Similar to the Karen Williams’ report in my previous post, there’s a bit of censorship here, black trails blotting out the names of those involved with the investigation. Just as similarly, the notes here are where the real interest, or is it mystery, lay.

And here it is. Shane’s parents, Adam and Mary, have been singled out. Circled, garnering the reader’s attention. And darting out from that, an arrow lodging itself into a quick little note: “travelling church members? Where?”

I know. Right? I told you it gets interesting. A fucking travelling church! What does that even mean? Was it like a circus, with one group of followers driving from town to town to exhibit their own brand of Christianity? Some great caravan of devout worshipers rolling across the State. The collection plate their main source of income; a wicker basket groaning in the grasp of each hand laid upon it, filled at least partly with the donations of the curious, those that had heard of this odd travelling troop of evangelists and had come out to stare and speculate. Had they hoped for the bizarre or the mundane? Which was delivered?

And, how about the line below that, “priest”? I suppose the word on its own, in this context isn’t truly out of place. But, what catches my eye is the fact that immediately following that word, where one might expect a name, we’re presented with yet another inky trail of censorship.

Why?

Who benefits from that?

I understand attempting to protect an officer’s name, I guess; maybe these documents could be seen by some outside bureau. But why protect a suspect’s name? Especially given that not all of the suspects seem to enjoy such equal protections. Shane’s parents, Adam and Mary, are not only there, they’re circled to draw attention to them for Christ’s sake. Then again, maybe it’s not even a name. I don’t know any better than you might.

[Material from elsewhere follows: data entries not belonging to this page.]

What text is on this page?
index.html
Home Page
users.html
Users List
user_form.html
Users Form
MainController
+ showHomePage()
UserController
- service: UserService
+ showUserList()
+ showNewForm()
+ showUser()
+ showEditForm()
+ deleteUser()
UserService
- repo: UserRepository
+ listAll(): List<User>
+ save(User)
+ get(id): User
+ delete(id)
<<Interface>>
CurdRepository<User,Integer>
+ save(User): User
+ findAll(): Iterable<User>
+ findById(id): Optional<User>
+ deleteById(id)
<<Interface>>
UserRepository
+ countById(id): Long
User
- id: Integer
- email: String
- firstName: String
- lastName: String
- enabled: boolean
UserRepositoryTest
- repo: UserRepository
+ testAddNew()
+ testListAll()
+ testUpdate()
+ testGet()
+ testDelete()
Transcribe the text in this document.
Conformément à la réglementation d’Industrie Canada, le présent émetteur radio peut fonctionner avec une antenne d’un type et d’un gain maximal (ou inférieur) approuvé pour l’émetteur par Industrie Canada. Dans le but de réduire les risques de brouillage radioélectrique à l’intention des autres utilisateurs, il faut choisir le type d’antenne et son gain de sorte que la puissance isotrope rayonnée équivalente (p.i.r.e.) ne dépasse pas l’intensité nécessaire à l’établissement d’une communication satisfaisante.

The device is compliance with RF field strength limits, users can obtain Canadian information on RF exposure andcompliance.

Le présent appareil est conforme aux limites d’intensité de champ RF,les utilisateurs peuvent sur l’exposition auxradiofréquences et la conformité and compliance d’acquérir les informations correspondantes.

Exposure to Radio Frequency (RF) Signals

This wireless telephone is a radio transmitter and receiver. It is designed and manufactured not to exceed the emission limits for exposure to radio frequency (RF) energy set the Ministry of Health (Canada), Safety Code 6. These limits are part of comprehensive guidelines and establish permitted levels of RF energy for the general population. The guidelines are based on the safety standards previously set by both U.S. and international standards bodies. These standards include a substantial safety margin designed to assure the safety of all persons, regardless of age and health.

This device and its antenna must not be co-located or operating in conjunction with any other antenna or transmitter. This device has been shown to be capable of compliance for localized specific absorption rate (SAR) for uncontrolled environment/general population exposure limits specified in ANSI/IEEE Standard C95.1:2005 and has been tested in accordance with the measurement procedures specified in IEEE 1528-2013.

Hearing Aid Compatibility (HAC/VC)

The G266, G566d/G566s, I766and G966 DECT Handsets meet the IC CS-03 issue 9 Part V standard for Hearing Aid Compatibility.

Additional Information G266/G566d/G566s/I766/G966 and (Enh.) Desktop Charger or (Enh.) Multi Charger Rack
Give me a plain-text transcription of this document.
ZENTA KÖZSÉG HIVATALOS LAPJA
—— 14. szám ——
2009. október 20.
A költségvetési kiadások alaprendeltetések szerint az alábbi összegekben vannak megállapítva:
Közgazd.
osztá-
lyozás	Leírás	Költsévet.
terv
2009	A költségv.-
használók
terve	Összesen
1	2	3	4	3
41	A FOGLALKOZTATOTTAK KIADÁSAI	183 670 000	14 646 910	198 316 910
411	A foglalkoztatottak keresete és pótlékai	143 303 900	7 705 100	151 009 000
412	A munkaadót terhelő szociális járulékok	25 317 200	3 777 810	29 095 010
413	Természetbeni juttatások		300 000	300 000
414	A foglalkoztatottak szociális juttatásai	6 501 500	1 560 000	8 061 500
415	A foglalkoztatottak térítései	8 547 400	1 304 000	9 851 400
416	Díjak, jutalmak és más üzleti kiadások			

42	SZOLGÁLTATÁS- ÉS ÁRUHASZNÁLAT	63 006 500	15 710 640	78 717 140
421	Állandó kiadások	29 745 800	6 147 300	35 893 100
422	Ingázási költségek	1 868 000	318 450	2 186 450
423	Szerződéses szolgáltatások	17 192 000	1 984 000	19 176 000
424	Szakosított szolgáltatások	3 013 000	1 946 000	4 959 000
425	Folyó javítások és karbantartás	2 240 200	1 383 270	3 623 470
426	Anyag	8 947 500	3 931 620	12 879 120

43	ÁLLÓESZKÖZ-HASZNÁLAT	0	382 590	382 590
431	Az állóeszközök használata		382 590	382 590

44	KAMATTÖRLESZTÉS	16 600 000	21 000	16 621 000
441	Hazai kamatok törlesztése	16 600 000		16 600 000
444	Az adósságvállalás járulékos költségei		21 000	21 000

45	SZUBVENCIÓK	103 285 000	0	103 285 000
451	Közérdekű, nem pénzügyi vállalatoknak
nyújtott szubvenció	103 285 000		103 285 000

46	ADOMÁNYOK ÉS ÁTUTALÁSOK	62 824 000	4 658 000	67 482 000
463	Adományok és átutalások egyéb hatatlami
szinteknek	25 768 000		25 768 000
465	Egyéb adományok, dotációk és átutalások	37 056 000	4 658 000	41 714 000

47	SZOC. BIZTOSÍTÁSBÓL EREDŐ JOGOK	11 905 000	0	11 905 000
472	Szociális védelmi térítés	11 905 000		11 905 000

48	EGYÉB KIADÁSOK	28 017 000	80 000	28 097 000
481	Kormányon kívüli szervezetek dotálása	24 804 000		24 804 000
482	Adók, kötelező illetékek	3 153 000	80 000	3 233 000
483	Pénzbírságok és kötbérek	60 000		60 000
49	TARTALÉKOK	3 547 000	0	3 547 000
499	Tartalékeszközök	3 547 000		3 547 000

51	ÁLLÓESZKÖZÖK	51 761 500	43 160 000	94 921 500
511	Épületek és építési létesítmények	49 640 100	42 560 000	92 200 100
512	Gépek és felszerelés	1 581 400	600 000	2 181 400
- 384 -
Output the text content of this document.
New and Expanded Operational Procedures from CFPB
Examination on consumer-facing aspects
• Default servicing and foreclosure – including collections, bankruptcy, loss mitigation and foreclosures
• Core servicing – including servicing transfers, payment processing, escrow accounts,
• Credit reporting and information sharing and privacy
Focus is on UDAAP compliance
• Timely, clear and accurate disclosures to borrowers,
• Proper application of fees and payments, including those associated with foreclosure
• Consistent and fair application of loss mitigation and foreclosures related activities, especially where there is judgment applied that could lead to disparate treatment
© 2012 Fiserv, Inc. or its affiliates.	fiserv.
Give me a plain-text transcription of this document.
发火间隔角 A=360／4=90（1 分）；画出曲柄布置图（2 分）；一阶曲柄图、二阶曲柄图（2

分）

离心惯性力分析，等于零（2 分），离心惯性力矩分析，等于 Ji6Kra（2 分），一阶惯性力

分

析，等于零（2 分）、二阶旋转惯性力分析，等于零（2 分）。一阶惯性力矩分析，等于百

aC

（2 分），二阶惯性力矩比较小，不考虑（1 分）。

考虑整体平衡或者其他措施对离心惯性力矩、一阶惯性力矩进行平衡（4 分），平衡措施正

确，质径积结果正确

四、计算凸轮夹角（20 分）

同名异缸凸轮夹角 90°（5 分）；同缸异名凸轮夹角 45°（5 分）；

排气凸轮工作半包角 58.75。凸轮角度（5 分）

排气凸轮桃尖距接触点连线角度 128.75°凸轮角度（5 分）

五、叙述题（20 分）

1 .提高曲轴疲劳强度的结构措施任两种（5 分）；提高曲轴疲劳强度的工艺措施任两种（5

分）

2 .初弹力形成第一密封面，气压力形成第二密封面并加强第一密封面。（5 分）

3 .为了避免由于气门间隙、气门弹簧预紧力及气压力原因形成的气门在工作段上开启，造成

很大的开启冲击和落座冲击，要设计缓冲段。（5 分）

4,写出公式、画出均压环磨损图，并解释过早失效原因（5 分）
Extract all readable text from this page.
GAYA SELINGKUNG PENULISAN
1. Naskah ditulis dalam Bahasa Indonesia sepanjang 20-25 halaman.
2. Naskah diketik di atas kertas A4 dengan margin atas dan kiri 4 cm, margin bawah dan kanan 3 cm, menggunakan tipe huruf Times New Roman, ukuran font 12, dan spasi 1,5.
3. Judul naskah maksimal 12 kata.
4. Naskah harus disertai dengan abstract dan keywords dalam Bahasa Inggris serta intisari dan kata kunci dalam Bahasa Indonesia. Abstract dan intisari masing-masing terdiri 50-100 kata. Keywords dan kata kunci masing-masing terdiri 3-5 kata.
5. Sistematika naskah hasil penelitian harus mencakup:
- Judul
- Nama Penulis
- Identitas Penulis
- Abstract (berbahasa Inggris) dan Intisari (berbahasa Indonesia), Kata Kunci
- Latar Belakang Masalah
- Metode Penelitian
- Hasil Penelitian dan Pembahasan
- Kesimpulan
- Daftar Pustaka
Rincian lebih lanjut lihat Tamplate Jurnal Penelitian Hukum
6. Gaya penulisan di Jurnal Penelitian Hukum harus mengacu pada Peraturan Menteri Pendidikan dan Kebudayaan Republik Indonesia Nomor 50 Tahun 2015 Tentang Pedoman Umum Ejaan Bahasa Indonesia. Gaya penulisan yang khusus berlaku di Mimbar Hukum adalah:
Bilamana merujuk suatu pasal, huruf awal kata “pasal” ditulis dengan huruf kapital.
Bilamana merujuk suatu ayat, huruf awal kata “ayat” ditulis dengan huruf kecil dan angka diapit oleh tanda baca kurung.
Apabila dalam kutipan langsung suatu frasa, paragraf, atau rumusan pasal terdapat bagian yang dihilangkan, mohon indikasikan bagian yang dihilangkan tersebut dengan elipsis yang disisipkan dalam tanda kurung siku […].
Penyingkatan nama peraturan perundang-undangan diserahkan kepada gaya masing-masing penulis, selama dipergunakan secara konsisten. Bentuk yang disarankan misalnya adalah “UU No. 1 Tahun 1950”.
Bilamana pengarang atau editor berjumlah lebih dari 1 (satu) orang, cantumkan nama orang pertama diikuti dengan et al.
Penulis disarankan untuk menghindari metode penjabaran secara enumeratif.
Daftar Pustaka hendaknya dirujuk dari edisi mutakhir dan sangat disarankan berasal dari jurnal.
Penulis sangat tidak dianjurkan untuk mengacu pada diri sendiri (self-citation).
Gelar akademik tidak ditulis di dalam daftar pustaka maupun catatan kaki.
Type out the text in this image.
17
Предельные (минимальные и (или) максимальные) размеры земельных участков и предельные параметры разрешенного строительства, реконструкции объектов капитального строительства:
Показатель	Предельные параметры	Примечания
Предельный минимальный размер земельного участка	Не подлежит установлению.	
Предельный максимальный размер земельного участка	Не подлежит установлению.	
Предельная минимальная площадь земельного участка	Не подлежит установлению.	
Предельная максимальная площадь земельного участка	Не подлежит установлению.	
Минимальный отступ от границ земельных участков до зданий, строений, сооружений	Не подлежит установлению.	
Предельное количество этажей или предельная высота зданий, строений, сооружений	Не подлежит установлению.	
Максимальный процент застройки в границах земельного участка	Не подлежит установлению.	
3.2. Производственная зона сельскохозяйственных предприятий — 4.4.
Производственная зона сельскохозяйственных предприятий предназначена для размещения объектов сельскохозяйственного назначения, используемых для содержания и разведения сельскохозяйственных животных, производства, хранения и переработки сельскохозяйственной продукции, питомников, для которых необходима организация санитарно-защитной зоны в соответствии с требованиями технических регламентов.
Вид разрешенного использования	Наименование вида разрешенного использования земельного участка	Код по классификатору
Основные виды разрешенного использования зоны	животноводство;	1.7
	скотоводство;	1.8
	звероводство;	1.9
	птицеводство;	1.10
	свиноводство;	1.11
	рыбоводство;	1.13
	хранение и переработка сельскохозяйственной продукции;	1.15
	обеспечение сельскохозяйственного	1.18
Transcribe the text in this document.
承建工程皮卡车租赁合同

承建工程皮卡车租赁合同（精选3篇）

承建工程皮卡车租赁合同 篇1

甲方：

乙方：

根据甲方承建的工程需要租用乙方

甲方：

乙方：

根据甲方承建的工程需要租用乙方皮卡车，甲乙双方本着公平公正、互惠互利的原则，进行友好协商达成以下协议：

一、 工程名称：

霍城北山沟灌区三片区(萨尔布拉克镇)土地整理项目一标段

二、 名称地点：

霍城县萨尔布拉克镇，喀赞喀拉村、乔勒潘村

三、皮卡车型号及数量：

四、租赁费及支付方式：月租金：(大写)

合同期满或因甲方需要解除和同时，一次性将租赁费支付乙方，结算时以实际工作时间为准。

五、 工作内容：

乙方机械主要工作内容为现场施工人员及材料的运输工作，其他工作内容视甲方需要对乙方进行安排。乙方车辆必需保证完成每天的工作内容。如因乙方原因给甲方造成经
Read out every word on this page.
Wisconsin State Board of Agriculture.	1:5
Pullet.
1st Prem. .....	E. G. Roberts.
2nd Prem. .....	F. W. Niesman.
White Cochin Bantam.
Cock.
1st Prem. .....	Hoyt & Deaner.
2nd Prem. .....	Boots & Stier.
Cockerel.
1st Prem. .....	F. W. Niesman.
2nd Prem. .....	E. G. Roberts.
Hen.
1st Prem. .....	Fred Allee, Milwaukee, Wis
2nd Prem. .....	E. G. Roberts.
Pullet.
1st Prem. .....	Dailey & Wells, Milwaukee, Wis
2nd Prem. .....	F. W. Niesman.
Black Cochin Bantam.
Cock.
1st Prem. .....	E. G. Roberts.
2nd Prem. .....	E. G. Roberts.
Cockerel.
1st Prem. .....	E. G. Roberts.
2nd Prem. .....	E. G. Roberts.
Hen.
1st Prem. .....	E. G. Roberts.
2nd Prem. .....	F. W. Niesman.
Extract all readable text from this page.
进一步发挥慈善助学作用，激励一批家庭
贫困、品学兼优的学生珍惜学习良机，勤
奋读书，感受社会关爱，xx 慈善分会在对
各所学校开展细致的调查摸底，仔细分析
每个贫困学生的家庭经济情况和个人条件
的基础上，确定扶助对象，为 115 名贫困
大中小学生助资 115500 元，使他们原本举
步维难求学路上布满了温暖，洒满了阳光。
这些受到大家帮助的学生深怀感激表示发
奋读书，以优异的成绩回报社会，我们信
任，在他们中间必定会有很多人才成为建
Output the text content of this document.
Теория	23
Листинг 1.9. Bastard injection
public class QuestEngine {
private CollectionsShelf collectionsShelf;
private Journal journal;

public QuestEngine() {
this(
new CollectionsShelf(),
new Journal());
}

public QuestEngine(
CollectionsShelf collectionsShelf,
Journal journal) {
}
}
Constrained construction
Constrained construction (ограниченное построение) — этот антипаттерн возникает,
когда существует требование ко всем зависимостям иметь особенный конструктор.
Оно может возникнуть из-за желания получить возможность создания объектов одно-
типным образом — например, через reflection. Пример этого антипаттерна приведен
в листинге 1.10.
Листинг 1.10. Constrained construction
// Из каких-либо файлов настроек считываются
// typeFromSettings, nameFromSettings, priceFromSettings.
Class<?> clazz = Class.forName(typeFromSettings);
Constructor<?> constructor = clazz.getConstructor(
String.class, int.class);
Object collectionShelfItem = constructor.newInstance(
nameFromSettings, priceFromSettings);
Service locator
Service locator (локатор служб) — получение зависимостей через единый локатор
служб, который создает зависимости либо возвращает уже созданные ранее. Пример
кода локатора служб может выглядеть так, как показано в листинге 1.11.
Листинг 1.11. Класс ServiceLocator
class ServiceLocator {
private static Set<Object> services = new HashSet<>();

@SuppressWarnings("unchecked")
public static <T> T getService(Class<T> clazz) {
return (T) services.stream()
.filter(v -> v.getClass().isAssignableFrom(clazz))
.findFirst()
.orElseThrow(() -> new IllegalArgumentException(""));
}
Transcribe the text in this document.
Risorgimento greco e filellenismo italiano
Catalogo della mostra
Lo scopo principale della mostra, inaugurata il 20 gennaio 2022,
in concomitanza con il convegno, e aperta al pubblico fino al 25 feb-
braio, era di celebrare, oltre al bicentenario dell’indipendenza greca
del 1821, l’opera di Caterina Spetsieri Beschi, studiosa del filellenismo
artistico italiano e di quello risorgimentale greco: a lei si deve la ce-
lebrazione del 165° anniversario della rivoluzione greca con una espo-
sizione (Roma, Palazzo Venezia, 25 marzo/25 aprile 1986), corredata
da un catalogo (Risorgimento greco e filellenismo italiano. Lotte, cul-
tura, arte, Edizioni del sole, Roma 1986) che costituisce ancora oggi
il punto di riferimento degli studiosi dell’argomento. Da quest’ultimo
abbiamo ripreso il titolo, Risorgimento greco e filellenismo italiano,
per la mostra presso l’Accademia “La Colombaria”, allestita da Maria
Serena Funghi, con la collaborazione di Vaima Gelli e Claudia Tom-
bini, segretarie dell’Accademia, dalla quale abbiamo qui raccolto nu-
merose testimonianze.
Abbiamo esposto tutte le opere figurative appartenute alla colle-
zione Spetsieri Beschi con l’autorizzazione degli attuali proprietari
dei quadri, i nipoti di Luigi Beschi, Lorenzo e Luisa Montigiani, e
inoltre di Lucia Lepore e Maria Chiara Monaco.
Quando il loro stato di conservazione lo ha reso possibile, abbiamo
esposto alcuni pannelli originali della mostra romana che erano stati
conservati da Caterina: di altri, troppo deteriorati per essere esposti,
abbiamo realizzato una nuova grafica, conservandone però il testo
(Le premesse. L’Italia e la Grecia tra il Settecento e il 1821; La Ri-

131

And then there’s that last note, “Adam → JJ”. I don’t know if JJ is a name or a place or something else entirely; it does sound kinda like a bar. In all seriousness, though, JJ must be a lead or a connection of the father’s. But, why the arrow? I’d think an “and” would have sufficed if it were a simple connection; like Henry and Dan or Lewis and Clark. No, with the arrow there is a suggestion of movement or chronology. That is, I don’t think it was a simple connection where one man was suspected of knowing or being friendly with another. No, Adam did something. Something that either caused or lead to his son’s disappearance. Maybe he hired JJ. Maybe he ran to him after he had, himself, done a most despicable act.

And if Adam had some part in Shane’s disappearance, what about the other children? Karen and Justin had both gone missing on Friday the tenth of September, a couple of days after Shane had stopped coming into school. Winslow and Waterville are small towns, separated and brought together by a river. Even if we combined their populations there just isn’t, nor has there ever been, that many people there. Three kids gone missing in the same week must have been an anomaly. There must have been a panic.

Or had Shane’s record of absenteeism dulled everyone’s ability to draw a connection between his disappearance and Karen’s? Was there a connection anyways?

Still, what would have Adam Cooper done with three kidnapped children, one being his own son? I don’t think I want to think too hard on that question, at least not right now as I’m gearing to get up and go to bed. I doubt you want to think about it either.

I’m falling asleep to this, literally drooling on myself as I type. So, with that, I leave you for now.